Bad hair day can break down even the strongest

by Mary Rinkoski

I am a strong woman. There were no tears when I was pulled over by the highway patrol and no frightened hysterics when I came home to find my house had been burglarized. But yet one bad haircut reduced me to a slobbering lunatic, barely able to dial my sister’s number while gasping for air and gripping what remained of my priceless locks. 

I should have known the minute I walked into the small salon and saw her: a woman in a short black skirt, a matching nylon jacket, posing as leather, engrossed in the television. The stuffing poked out of the couch beneath her ample weight and a single plastic chair with its glimmering metal footrest loomed against the back wall. Undeterred, I announced confidently that I had a four o’clock appointment. I was tangled in the web of social decency, forced to trust her with the bottom inch or so of my hair. I just would have to visit a second salon, one with witnesses, for my real cut and style.

I opted to skip the shampooing to speed up the process and as she spritzed my hair I began to relax and chide myself on judging her skills based on appearances. Just because she held her own hair back with a pair of sunglasses in the middle of a gray winter day, surely didn’t mean she had no skills. She began snipping away at the back of my head, making occasional comments in her gruff smokers tone. “You need a few long layers to lighten things up” will echo in my brain for years to come, the death sentence for my mid-back length blanket of curls.

It was like the Tazmanian devil with scissors, but yet it was in slow motion. With each snip another inch of hair fell to the floor as I watched in terrified amazement.
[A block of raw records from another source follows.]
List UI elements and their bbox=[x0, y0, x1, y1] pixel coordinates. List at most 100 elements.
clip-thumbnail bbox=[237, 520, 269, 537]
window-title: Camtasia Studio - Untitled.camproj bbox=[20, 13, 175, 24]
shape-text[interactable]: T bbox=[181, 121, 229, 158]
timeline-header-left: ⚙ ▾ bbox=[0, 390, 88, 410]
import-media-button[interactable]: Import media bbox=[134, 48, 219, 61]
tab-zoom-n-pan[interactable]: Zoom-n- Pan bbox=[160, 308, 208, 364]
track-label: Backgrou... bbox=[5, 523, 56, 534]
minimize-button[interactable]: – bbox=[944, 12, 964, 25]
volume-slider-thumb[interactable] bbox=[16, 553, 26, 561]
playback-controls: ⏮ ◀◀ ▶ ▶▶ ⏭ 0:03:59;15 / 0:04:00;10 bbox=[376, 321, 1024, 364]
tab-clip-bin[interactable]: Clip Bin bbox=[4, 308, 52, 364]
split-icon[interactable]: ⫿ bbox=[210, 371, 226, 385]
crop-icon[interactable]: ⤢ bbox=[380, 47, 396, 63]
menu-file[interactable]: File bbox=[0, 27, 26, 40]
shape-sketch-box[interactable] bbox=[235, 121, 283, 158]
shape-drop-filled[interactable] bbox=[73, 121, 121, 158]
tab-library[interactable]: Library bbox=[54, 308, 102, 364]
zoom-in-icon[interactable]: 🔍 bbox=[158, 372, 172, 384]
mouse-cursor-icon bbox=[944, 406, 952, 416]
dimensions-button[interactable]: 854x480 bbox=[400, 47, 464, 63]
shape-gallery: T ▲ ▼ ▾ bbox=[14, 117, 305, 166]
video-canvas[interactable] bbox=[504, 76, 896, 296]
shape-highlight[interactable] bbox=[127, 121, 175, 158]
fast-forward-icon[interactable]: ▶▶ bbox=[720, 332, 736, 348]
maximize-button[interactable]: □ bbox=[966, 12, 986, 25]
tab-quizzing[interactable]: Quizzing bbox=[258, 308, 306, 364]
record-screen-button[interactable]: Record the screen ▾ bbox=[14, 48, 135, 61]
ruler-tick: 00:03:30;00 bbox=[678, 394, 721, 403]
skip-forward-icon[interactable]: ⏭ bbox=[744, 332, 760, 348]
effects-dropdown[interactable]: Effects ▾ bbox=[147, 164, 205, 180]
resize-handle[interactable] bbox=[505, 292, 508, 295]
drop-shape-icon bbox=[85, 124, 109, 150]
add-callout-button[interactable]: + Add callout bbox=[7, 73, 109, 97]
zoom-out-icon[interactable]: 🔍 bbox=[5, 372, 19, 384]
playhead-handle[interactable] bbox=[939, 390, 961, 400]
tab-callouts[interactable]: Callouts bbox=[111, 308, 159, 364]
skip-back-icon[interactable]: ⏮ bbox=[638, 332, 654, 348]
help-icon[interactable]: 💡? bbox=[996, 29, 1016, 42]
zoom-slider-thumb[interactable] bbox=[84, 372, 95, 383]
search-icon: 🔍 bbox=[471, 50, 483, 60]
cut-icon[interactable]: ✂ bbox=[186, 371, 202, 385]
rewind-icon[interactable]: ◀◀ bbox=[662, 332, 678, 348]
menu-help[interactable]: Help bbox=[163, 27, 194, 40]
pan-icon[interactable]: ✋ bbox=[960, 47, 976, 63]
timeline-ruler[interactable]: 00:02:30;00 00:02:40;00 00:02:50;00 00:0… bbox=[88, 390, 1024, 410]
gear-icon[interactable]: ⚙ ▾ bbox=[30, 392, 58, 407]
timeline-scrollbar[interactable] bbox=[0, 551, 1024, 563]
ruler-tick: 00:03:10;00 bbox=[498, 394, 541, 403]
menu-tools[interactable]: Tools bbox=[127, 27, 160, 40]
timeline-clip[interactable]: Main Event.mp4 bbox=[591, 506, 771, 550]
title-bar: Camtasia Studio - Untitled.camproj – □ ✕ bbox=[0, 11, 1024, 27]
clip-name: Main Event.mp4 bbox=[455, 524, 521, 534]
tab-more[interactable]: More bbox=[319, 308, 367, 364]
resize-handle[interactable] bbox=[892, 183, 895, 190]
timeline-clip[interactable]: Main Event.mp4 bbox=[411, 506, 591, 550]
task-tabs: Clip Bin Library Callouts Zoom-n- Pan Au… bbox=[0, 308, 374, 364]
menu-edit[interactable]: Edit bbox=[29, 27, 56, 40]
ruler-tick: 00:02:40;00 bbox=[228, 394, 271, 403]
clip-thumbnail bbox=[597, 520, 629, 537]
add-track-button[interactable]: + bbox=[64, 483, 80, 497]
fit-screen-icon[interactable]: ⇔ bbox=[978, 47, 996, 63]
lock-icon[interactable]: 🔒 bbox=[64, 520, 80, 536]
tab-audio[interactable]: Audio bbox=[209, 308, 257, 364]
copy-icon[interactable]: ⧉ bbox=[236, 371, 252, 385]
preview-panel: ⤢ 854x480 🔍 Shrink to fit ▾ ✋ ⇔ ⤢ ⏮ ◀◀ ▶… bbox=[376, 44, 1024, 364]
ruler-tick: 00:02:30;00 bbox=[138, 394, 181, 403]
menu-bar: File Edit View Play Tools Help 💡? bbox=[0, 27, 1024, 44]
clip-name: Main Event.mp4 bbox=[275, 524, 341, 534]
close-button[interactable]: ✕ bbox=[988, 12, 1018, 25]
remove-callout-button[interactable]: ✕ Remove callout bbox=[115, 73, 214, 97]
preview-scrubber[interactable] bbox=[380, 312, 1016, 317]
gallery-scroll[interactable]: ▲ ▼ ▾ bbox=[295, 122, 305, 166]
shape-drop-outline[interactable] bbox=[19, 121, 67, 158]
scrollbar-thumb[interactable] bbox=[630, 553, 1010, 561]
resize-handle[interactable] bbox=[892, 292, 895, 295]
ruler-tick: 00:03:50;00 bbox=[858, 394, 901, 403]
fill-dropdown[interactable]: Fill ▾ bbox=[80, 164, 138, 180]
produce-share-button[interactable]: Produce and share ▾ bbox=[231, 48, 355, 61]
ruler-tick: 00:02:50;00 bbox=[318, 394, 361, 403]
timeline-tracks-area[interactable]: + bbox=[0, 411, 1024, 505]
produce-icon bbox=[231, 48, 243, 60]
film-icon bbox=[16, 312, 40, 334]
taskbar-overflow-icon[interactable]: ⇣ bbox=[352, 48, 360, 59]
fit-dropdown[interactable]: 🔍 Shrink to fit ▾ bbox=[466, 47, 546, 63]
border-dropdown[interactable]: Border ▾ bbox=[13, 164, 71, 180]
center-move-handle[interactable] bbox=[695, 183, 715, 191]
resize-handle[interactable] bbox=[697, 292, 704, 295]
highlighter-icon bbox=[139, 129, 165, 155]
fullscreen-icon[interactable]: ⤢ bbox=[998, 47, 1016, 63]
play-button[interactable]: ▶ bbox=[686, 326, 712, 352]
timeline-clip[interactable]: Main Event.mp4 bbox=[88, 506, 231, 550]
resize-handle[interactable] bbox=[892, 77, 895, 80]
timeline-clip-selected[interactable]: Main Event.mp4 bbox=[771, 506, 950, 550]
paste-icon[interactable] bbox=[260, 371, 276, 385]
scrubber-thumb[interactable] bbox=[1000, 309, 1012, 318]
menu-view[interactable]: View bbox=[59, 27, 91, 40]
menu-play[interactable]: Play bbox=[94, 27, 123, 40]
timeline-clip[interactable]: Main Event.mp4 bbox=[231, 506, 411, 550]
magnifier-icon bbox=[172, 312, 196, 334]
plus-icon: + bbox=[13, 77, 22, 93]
Why I didn’t speak up when I first sensed a problem I will never know, but before I could form the words the damage had been done. The front began to curl toward my chin and there was no solace in the back, being six inches longer.  I looked around in terror but found no comfort in the one small boy dripping melted chocolate down his shirt as he watched a cackling talk show through his bangs.

Fight or flight—I am only human. I offer to dry it myself and threw her a check as I raced out the door, fighting the urge to scoop up my hair from its halo on the floor and rush it to some emergency hair repair center. I ran my hand through my near-mullet as I pounded up the stairs and into my apartment. Throwing a towel around my shoulders, I jammed my head in the shower with the frantic illusion that it would look fine if only I could put it through the normal routine of wash, gel, dry. Alas, the scissors of death had taken their toll and even Pantene couldn’t save me.

This leads me back to the blithering emotional mass curled around the phone in fetal position. Thank God for sisters, especially those who can see through the phone lines that it doesn’t look nearly as bad as I think it does. It’s only hair, it will grow we decided.

With the confidence of Sampson and my hair in a fluffy poof of a ponytail, I finally pick my chin up, grab my keys and grocery list and headed out the door. Even bad hair cannot conquer this independent woman.